As an example, consider a simple model which describes the interaction dynamics between susceptible, $S$, infected, $I$, and recovered, $R$, individuals during a pandemic, with infection and recovery occurring at a constant transmission rate $\lambda$ and recovery rate $\mu$.

Deep Dive: SIR-Models

SIR-type models are a popular model family for representing infectious disease dynamics. A simple SIR model can be phrased as a system of three ordinary differential equations (ODEs)

$$ \begin{align}
\frac{dS}{dt} &= -\lambda\,\left(\frac{S\,I}{N}\right) \\
\frac{dI}{dt} &= \lambda\,\left(\frac{S\,I}{N}\right) - \mu\,I \\
\frac{dR}{dt} &= \mu\,I,
\end{align} $$

which assumes that a population of $N$ individuals can be subdivided into three compartments: susceptible $S$, infected $I$, and recovered $R$, with $S + I + R = N$. This simple system has two free parameters – a transmission rate $\lambda$ and a recovery rate $\mu$ – which we need to estimate from observed incidence data.
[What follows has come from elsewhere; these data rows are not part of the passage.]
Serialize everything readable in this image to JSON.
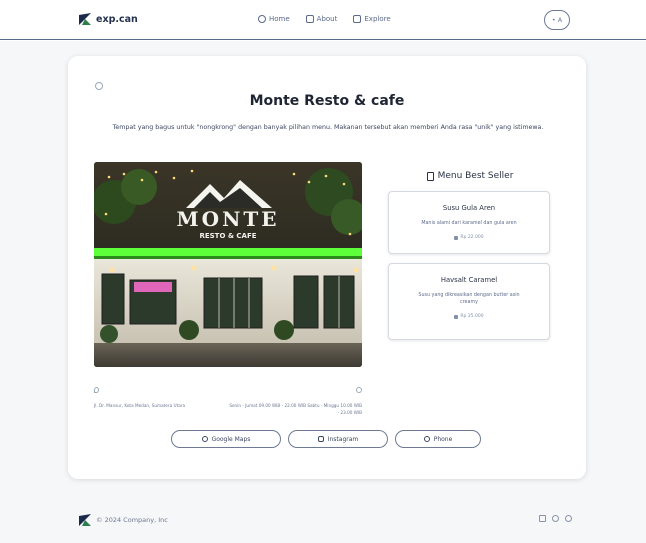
{
  "header": {
    "brand": "exp.can",
    "nav": [
      {
        "label": "Home",
        "icon": "home-icon"
      },
      {
        "label": "About",
        "icon": "info-icon"
      },
      {
        "label": "Explore",
        "icon": "explore-icon"
      }
    ],
    "lang": "• A"
  },
  "main": {
    "title": "Monte Resto & cafe",
    "description": "Tempat yang bagus untuk \"nongkrong\" dengan banyak pilihan menu. Makanan tersebut akan memberi Anda rasa \"unik\" yang istimewa.",
    "photo_alt_text": "MONTE RESTO & CAFE",
    "best_seller": {
      "heading": "Menu Best Seller",
      "items": [
        {
          "name": "Susu Gula Aren",
          "description": "Manis alami dari karamel dan gula aren",
          "price": "Rp 22.000"
        },
        {
          "name": "Havsalt Caramel",
          "description": "Susu yang dikreasikan dengan butter asin creamy",
          "price": "Rp 25.000"
        }
      ]
    },
    "address": "Jl. Dr. Mansur, Kota Medan, Sumatera Utara",
    "hours": "Senin - Jumat 09.00 WIB - 22.00 WIB Sabtu - Minggu 10.00 WIB - 23.00 WIB",
    "buttons": [
      {
        "label": "Google Maps",
        "icon": "map-pin-icon"
      },
      {
        "label": "Instagram",
        "icon": "instagram-icon"
      },
      {
        "label": "Phone",
        "icon": "phone-icon"
      }
    ]
  },
  "footer": {
    "copyright": "© 2024 Company, Inc",
    "icons": [
      "instagram-icon",
      "facebook-icon",
      "whatsapp-icon"
    ]
  },
  "colors": {
    "accent": "#24324f",
    "header_line": "#5a6a8c",
    "sign_green": "#5cff3a"
  }
}
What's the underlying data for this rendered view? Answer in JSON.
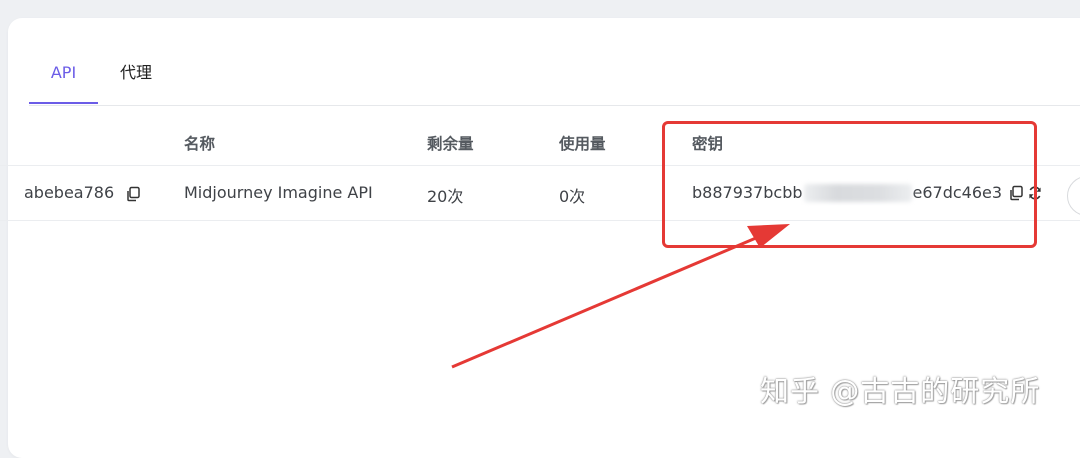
{
  "tabs": [
    {
      "label": "API",
      "active": true
    },
    {
      "label": "代理",
      "active": false
    }
  ],
  "table": {
    "headers": {
      "name": "名称",
      "remaining": "剩余量",
      "used": "使用量",
      "key": "密钥"
    },
    "rows": [
      {
        "id_suffix": "abebea786",
        "name": "Midjourney Imagine API",
        "remaining": "20次",
        "used": "0次",
        "key_prefix": "b887937bcbb",
        "key_suffix": "e67dc46e3"
      }
    ]
  },
  "accent_color": "#6b5ce7",
  "annotation_color": "#e53935",
  "watermark": "知乎 @古古的研究所",
  "icons": [
    "copy-icon",
    "copy-icon",
    "refresh-icon"
  ]
}
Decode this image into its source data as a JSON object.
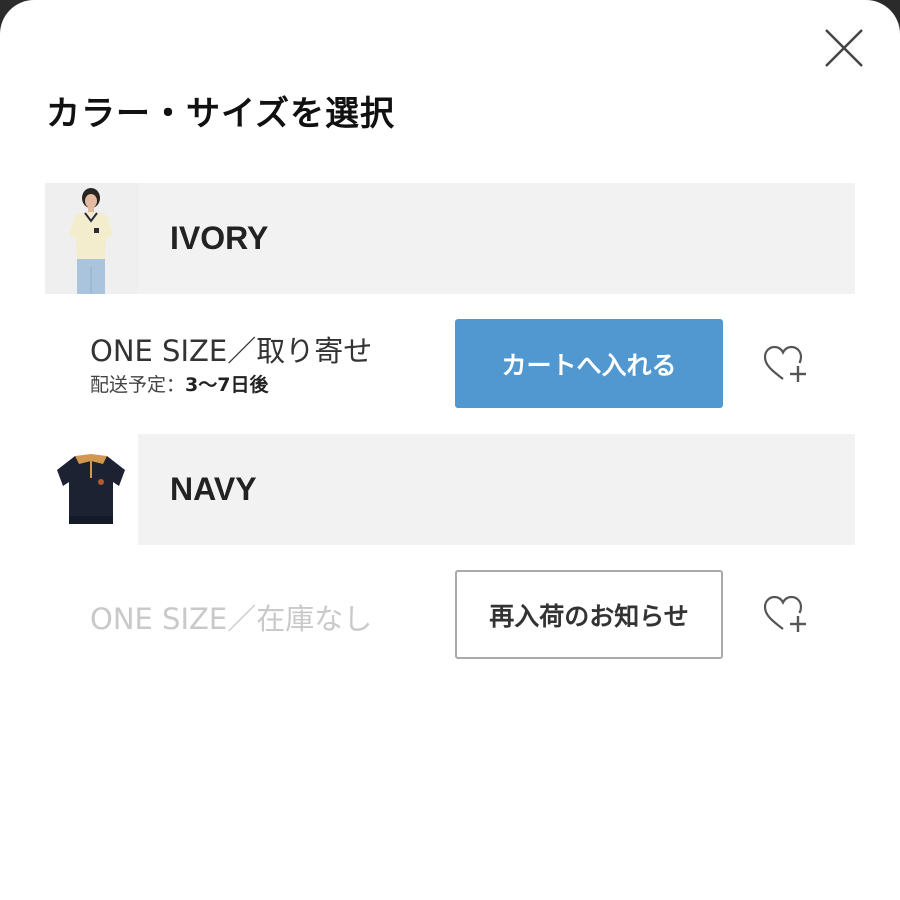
{
  "dialog": {
    "title": "カラー・サイズを選択"
  },
  "variants": [
    {
      "color": "IVORY",
      "size_status": "ONE SIZE／取り寄せ",
      "delivery_label": "配送予定：",
      "delivery_value": "3〜7日後",
      "action_label": "カートへ入れる",
      "in_stock": true
    },
    {
      "color": "NAVY",
      "size_status": "ONE SIZE／在庫なし",
      "action_label": "再入荷のお知らせ",
      "in_stock": false
    }
  ],
  "colors": {
    "cart_button": "#5198d1",
    "row_background": "#f2f2f2",
    "out_of_stock_text": "#c9c9c9"
  },
  "icons": {
    "close": "close-icon",
    "favorite": "heart-plus-icon"
  }
}
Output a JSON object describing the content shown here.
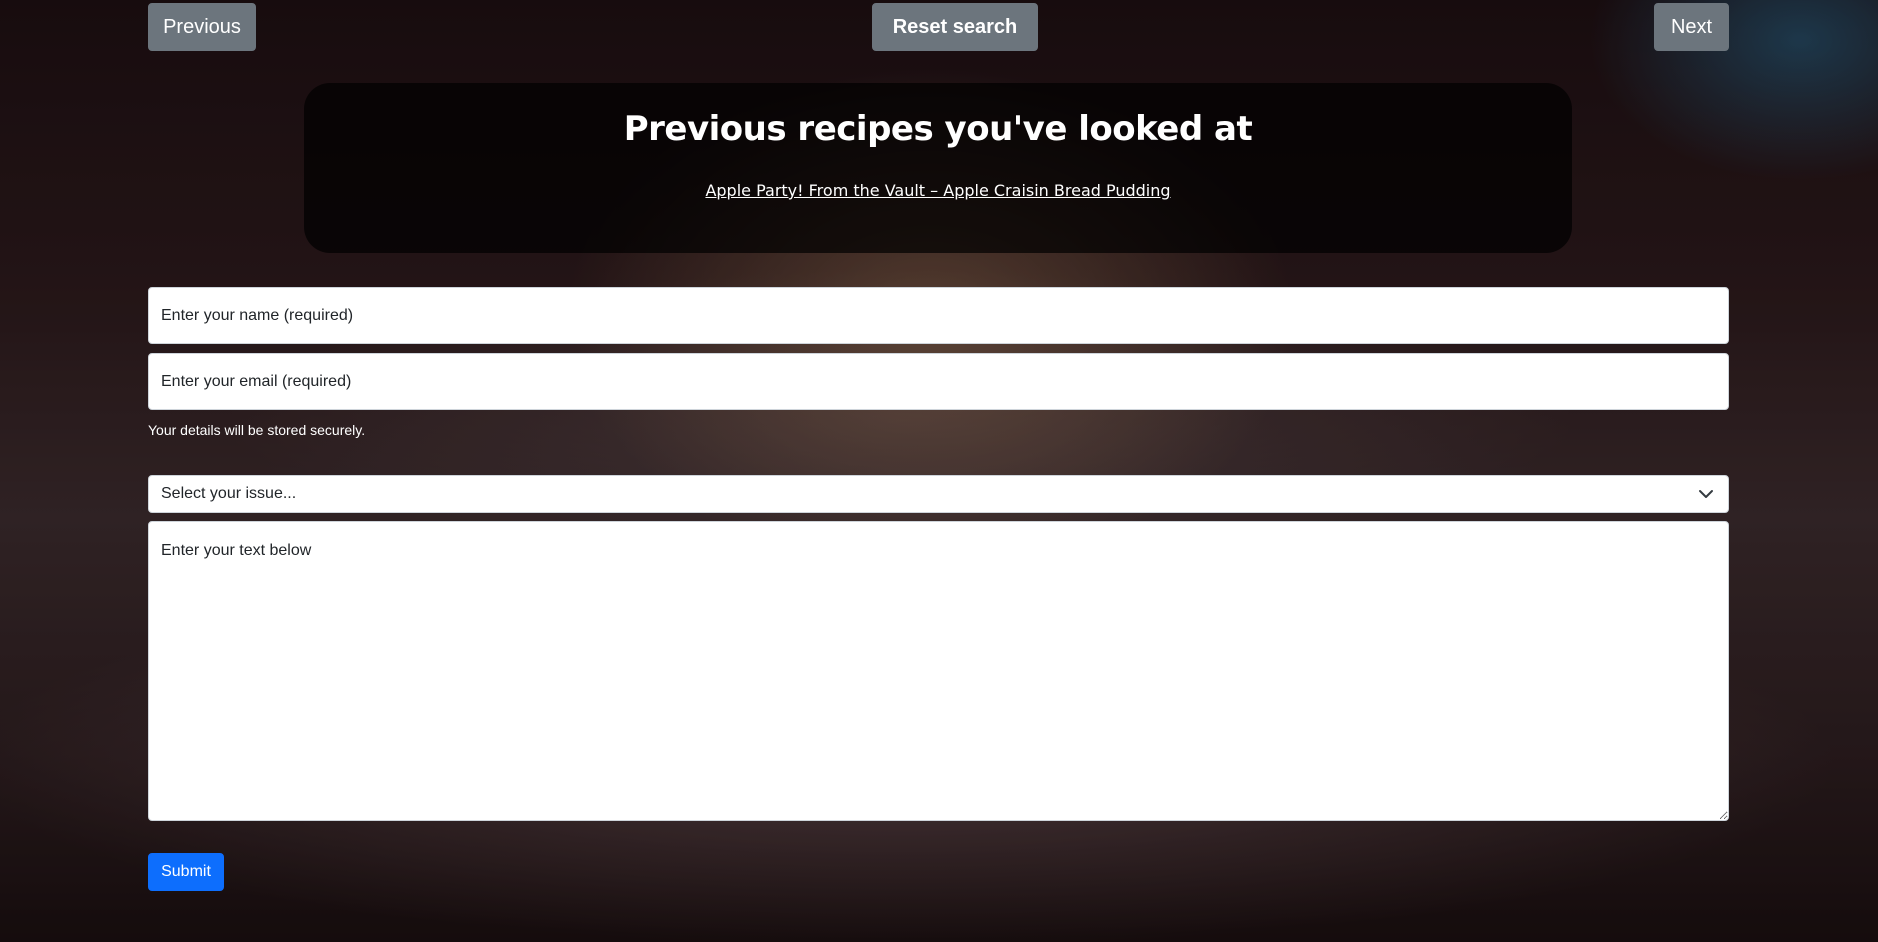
{
  "nav": {
    "previous_label": "Previous",
    "reset_label": "Reset search",
    "next_label": "Next"
  },
  "history": {
    "title": "Previous recipes you've looked at",
    "items": [
      {
        "label": "Apple Party! From the Vault – Apple Craisin Bread Pudding"
      }
    ]
  },
  "form": {
    "name_placeholder": "Enter your name (required)",
    "email_placeholder": "Enter your email (required)",
    "help_text": "Your details will be stored securely.",
    "issue_select_value": "Select your issue...",
    "text_placeholder": "Enter your text below",
    "submit_label": "Submit"
  },
  "icons": {
    "select_arrow": "chevron-down-icon"
  },
  "colors": {
    "secondary_button": "#6c757d",
    "primary_button": "#0d6efd",
    "panel_background": "rgba(0,0,0,0.70)"
  }
}
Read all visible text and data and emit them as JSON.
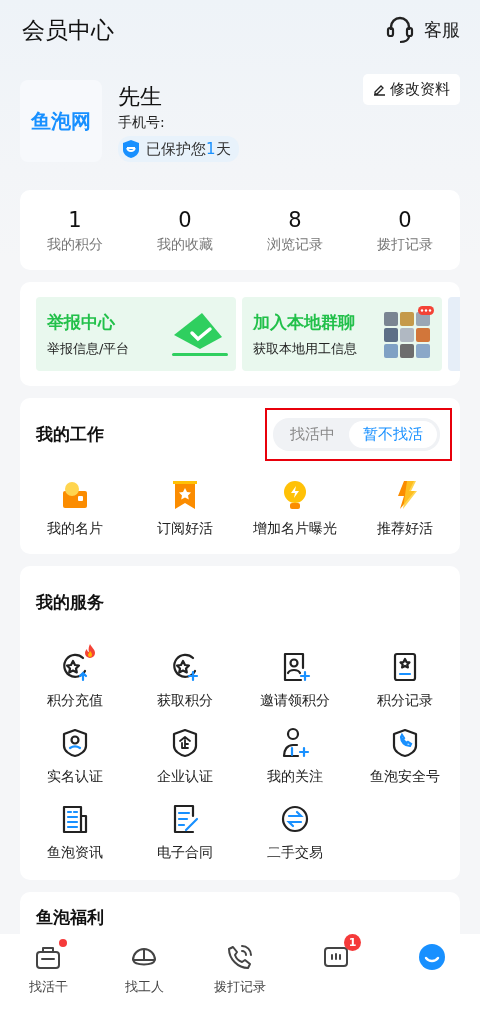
{
  "header": {
    "title": "会员中心",
    "service_label": "客服"
  },
  "profile": {
    "logo_text": "鱼泡网",
    "name": "先生",
    "phone_label": "手机号:",
    "protect_prefix": "已保护您",
    "protect_days": "1",
    "protect_suffix": "天",
    "edit_label": "修改资料"
  },
  "stats": [
    {
      "value": "1",
      "label": "我的积分"
    },
    {
      "value": "0",
      "label": "我的收藏"
    },
    {
      "value": "8",
      "label": "浏览记录"
    },
    {
      "value": "0",
      "label": "拨打记录"
    }
  ],
  "banners": [
    {
      "kind": "report",
      "title": "举报中心",
      "subtitle": "举报信息/平台"
    },
    {
      "kind": "group",
      "title": "加入本地群聊",
      "subtitle": "获取本地用工信息"
    }
  ],
  "work": {
    "title": "我的工作",
    "highlighted": true,
    "toggle": [
      {
        "label": "找活中",
        "selected": false
      },
      {
        "label": "暂不找活",
        "selected": true
      }
    ],
    "items": [
      {
        "kind": "card",
        "label": "我的名片"
      },
      {
        "kind": "ribbon",
        "label": "订阅好活"
      },
      {
        "kind": "bulb",
        "label": "增加名片曝光"
      },
      {
        "kind": "bolt",
        "label": "推荐好活"
      }
    ]
  },
  "services": {
    "title": "我的服务",
    "items": [
      {
        "kind": "star-up",
        "label": "积分充值",
        "hot": true
      },
      {
        "kind": "star-plus",
        "label": "获取积分",
        "hot": false
      },
      {
        "kind": "invite",
        "label": "邀请领积分",
        "hot": false
      },
      {
        "kind": "record",
        "label": "积分记录",
        "hot": false
      },
      {
        "kind": "shield-person",
        "label": "实名认证",
        "hot": false
      },
      {
        "kind": "shield-company",
        "label": "企业认证",
        "hot": false
      },
      {
        "kind": "follow",
        "label": "我的关注",
        "hot": false
      },
      {
        "kind": "shield-phone",
        "label": "鱼泡安全号",
        "hot": false
      },
      {
        "kind": "news",
        "label": "鱼泡资讯",
        "hot": false
      },
      {
        "kind": "contract",
        "label": "电子合同",
        "hot": false
      },
      {
        "kind": "trade",
        "label": "二手交易",
        "hot": false
      }
    ]
  },
  "next_card": {
    "title": "鱼泡福利"
  },
  "tabbar": [
    {
      "kind": "bag",
      "label": "找活干",
      "selected": false,
      "dot": true
    },
    {
      "kind": "helmet",
      "label": "找工人",
      "selected": false,
      "dot": false
    },
    {
      "kind": "phone",
      "label": "拨打记录",
      "selected": false,
      "dot": false
    },
    {
      "kind": "chat",
      "selected": false,
      "dot": false,
      "badge": "1"
    },
    {
      "kind": "me",
      "selected": true,
      "dot": false
    }
  ]
}
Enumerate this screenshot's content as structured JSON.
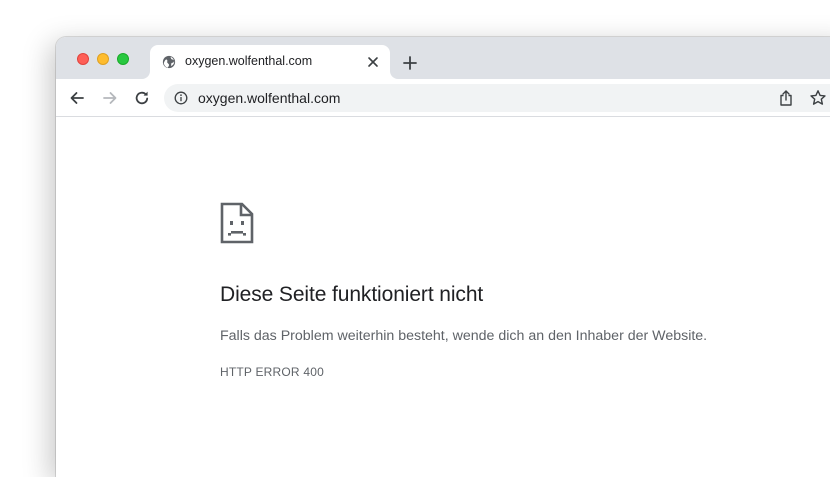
{
  "tab": {
    "title": "oxygen.wolfenthal.com",
    "favicon_icon": "globe-icon"
  },
  "omnibox": {
    "url": "oxygen.wolfenthal.com",
    "security_icon": "info-icon"
  },
  "error": {
    "icon": "sad-document-icon",
    "title": "Diese Seite funktioniert nicht",
    "description": "Falls das Problem weiterhin besteht, wende dich an den Inhaber der Website.",
    "code": "HTTP ERROR 400"
  },
  "colors": {
    "titlebar": "#dee1e6",
    "omnibox": "#f1f3f4",
    "close_light": "#fe5f57",
    "minimize_light": "#febc2e",
    "maximize_light": "#28c840",
    "text_primary": "#202124",
    "text_secondary": "#5f6368"
  }
}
However, SIR-type models can also become very complex, for instance, by adding additional compartments (e.g., exposed or undetected individuals) and parameters (e.g., time to symptom onset or branching probabilities).

Suppose we are given a simulator which produces a discrete trajectory of incidence values (i.e., new infected cases) $y \equiv I_{new}$ for each parameter configuration $\theta = (\mu, \lambda)$. However, suppose that the simulator also injects noise into $y$ through an unknown random corruption process, thereby making the relationship between $\theta$ and $y$ non-deterministic. Since we do not have direct access to the corruption process, we cannot evaluate the likelihood $p(y \, | \, \theta )$ explicitly (as was the case for $\textrm{P}_E$ models). However, we can still analyze the probabilistic behavior of the model by running the simulator with different configurations $\theta$ drawn from a suitable prior $p(\theta)$. This process is depicted in Fig. 2.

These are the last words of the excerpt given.